I’ve been looking a little longingly lately at accounts in Newsday of playoff games, in baseball, boys and girls lacrosse, and softball, wondering if the day will come when East Hampton teams will be in them again. Baseball used to be, boys lacrosse used to be, girls lacrosse too, and softball, of course, used to be.
I was counting the teams here the other day that have been less than lustrous lately, if not in decline. The list is fairly long, beginning with the above-mentioned and including football, wrestling, girls soccer, girls basketball . . . not to mention rugby, a sport that isn’t under the high school’s aegis, but one that I like to write about.
Only swimming and boys soccer seem to be on a firm footing, given their strong feeder programs, and, to some extent, tennis and golf, and perhaps cross-country.
That’s not so bad when you think of it, for one can run, swim, and play tennis and golf for pretty much all of one’s life. (And write about them for pretty much all of one’s life too if you’re a sportswriter like me.)
I do think there will be, given the efforts evidenced by coaches of late, a renaissance of sorts in a number of sports here. I think it will happen. I just hope I’ll live long enough to see it, and, if I do, that I’ll be alert enough to appreciate what I’m seeing.

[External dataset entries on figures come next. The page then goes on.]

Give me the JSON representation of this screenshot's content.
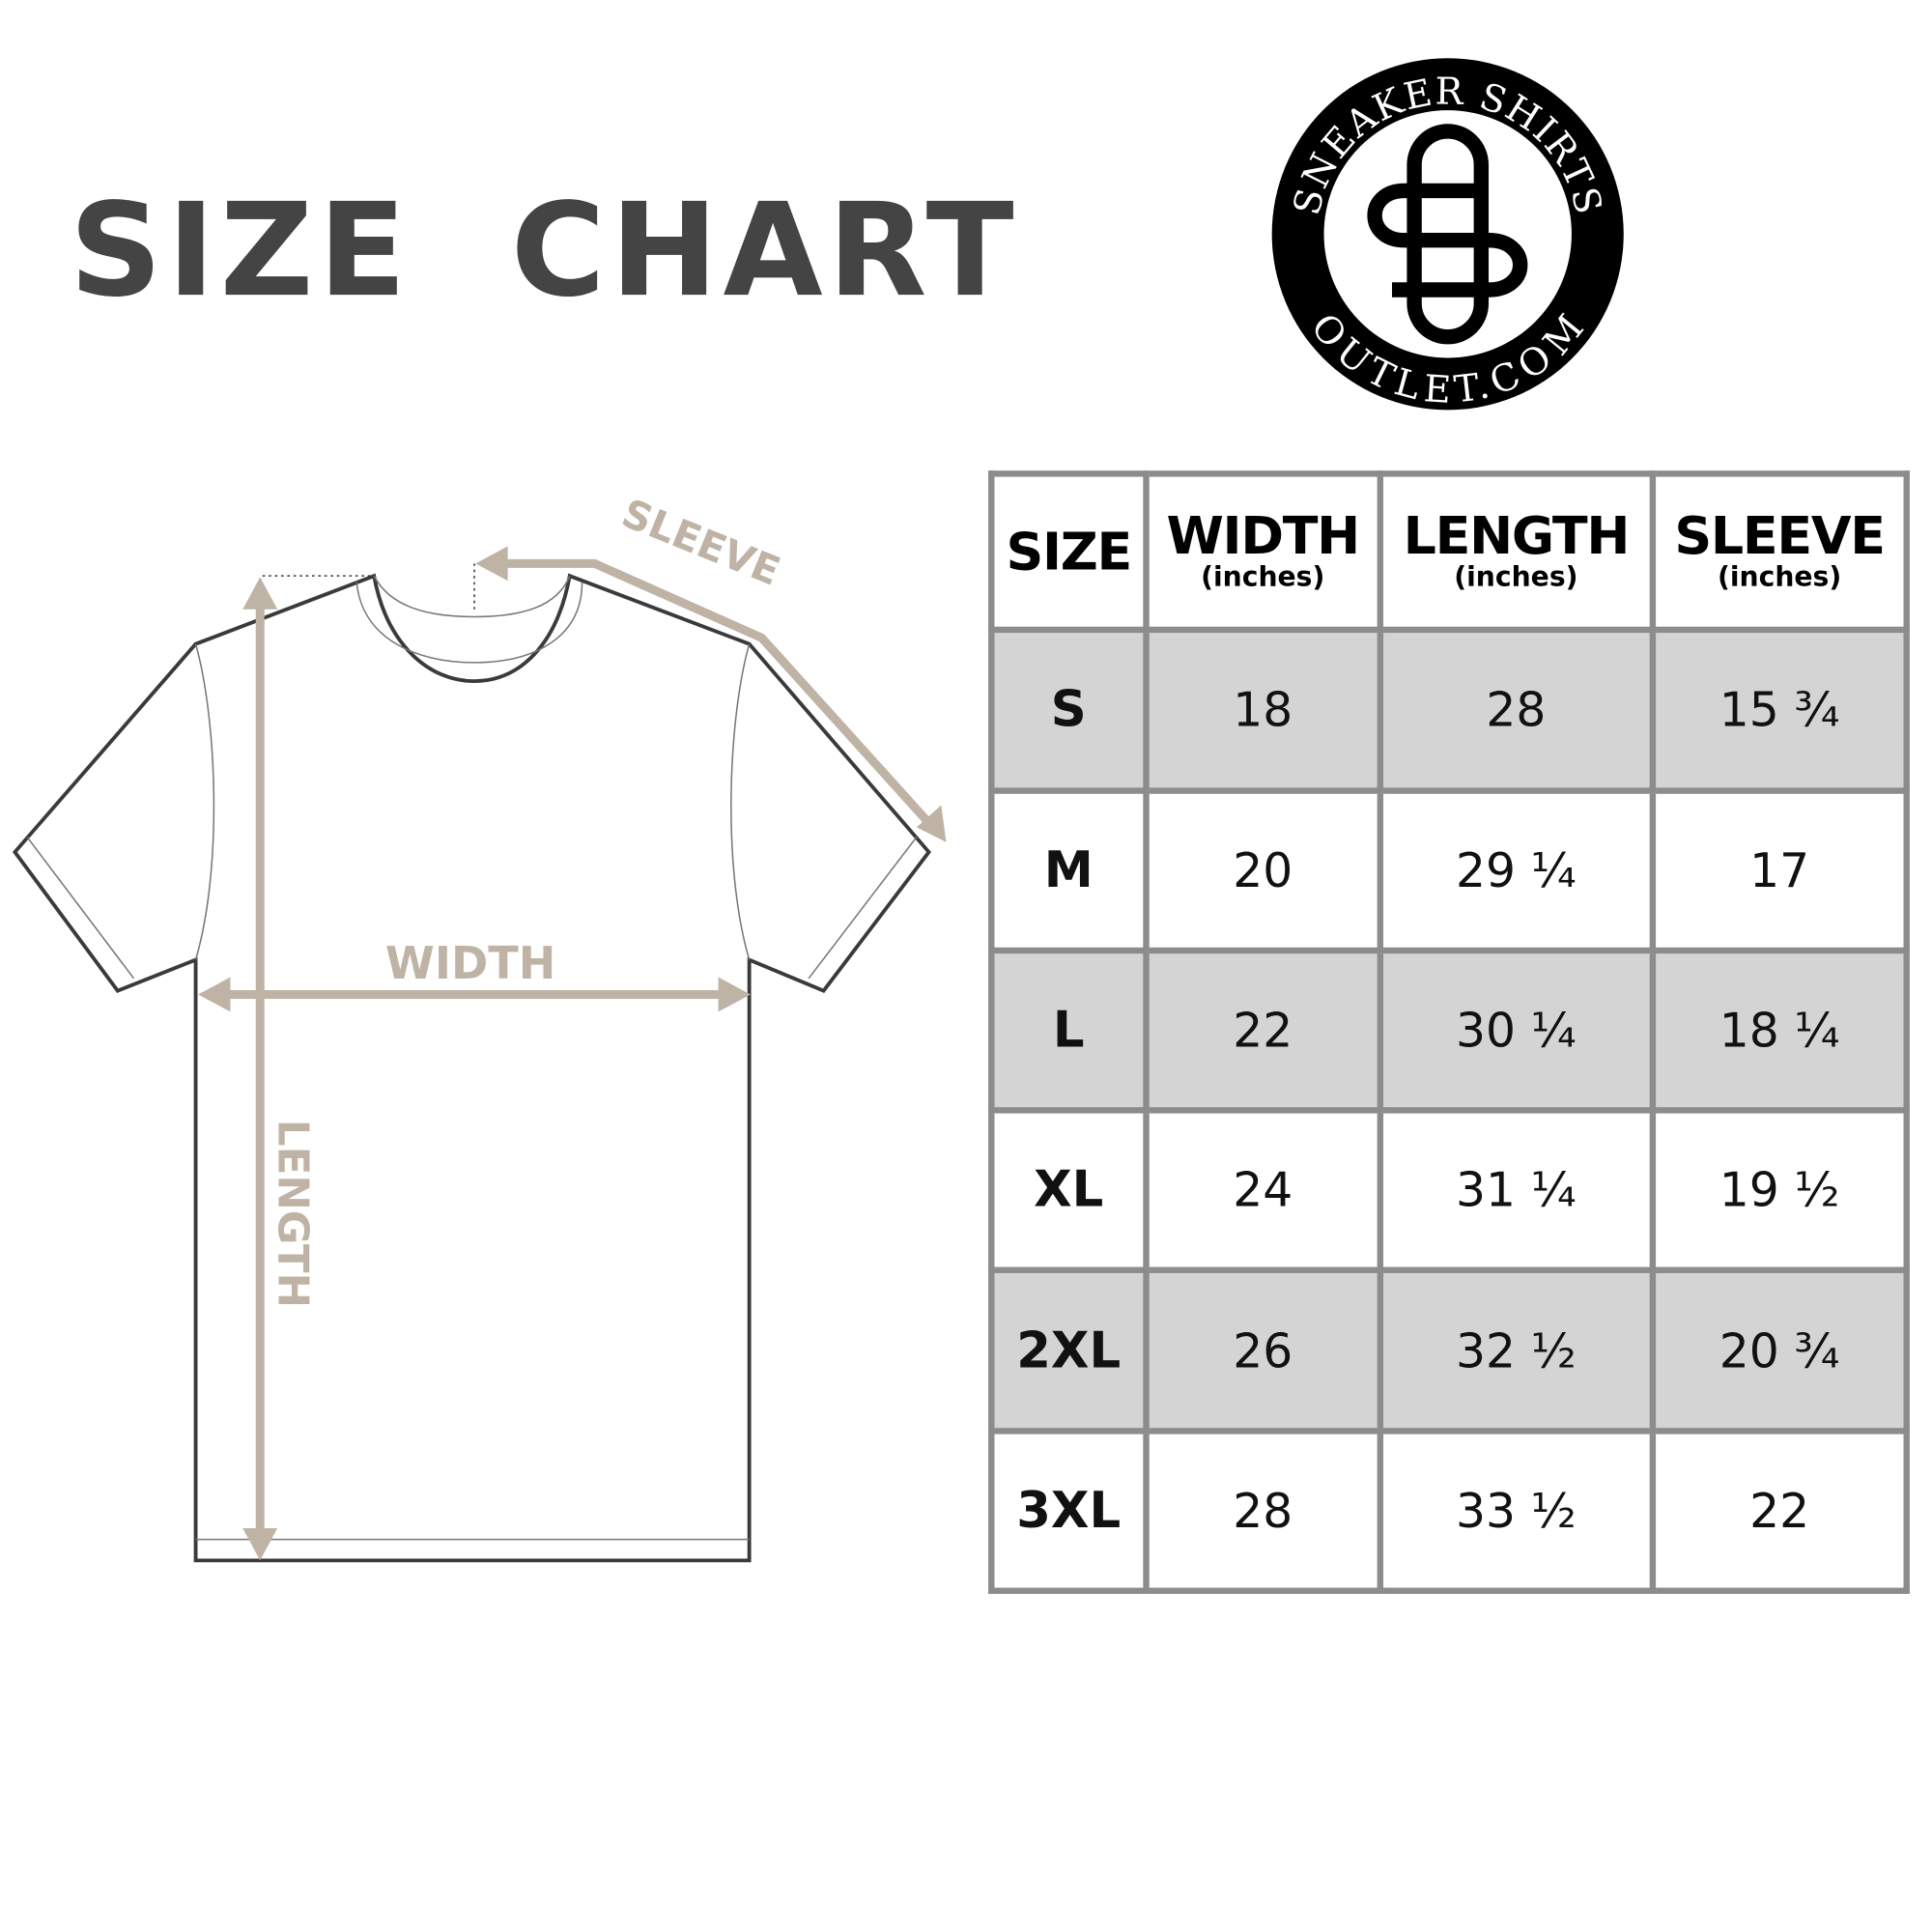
{
  "title": "SIZE  CHART",
  "logo": {
    "top_text": "SNEAKER SHIRTS",
    "bottom_text": "OUTLET.COM",
    "monogram": "SO"
  },
  "diagram": {
    "width_label": "WIDTH",
    "length_label": "LENGTH",
    "sleeve_label": "SLEEVE",
    "arrow_color": "#bfb3a5"
  },
  "table": {
    "headers": [
      {
        "label": "SIZE",
        "unit": ""
      },
      {
        "label": "WIDTH",
        "unit": "(inches)"
      },
      {
        "label": "LENGTH",
        "unit": "(inches)"
      },
      {
        "label": "SLEEVE",
        "unit": "(inches)"
      }
    ],
    "rows": [
      [
        "S",
        "18",
        "28",
        "15 ¾"
      ],
      [
        "M",
        "20",
        "29 ¼",
        "17"
      ],
      [
        "L",
        "22",
        "30 ¼",
        "18 ¼"
      ],
      [
        "XL",
        "24",
        "31 ¼",
        "19 ½"
      ],
      [
        "2XL",
        "26",
        "32 ½",
        "20 ¾"
      ],
      [
        "3XL",
        "28",
        "33 ½",
        "22"
      ]
    ]
  }
}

Mary thinks I will live long and remain compos because I exercise and sleep like a baby, giving my cerebrospinal fluid plenty of time to wash away from my brain toxins such as beta amyloid, the sticky stuff associated with Alzheimer’s.
Though not as inimical, plenty of sticky stuff has been dropping from our oak trees of late — oak semen, I call it — and coating our cars in splotches. Unlike the washing that goes on in my brain at night, this sticky stuff requires that I not just lie there, but do something about it. It’s getting to be very hard to see out the rear window. I’ll get to it, I will, in the fullness of time.
But maybe I should sleep on it. Wash those toxins away, fire up the synapses! Make ready for brainstorms! It’s all the more important that I sleep these days, I tell Mary, when there’s nothing much to write about. In sum, it’s the healthiest and most creative thing I can do.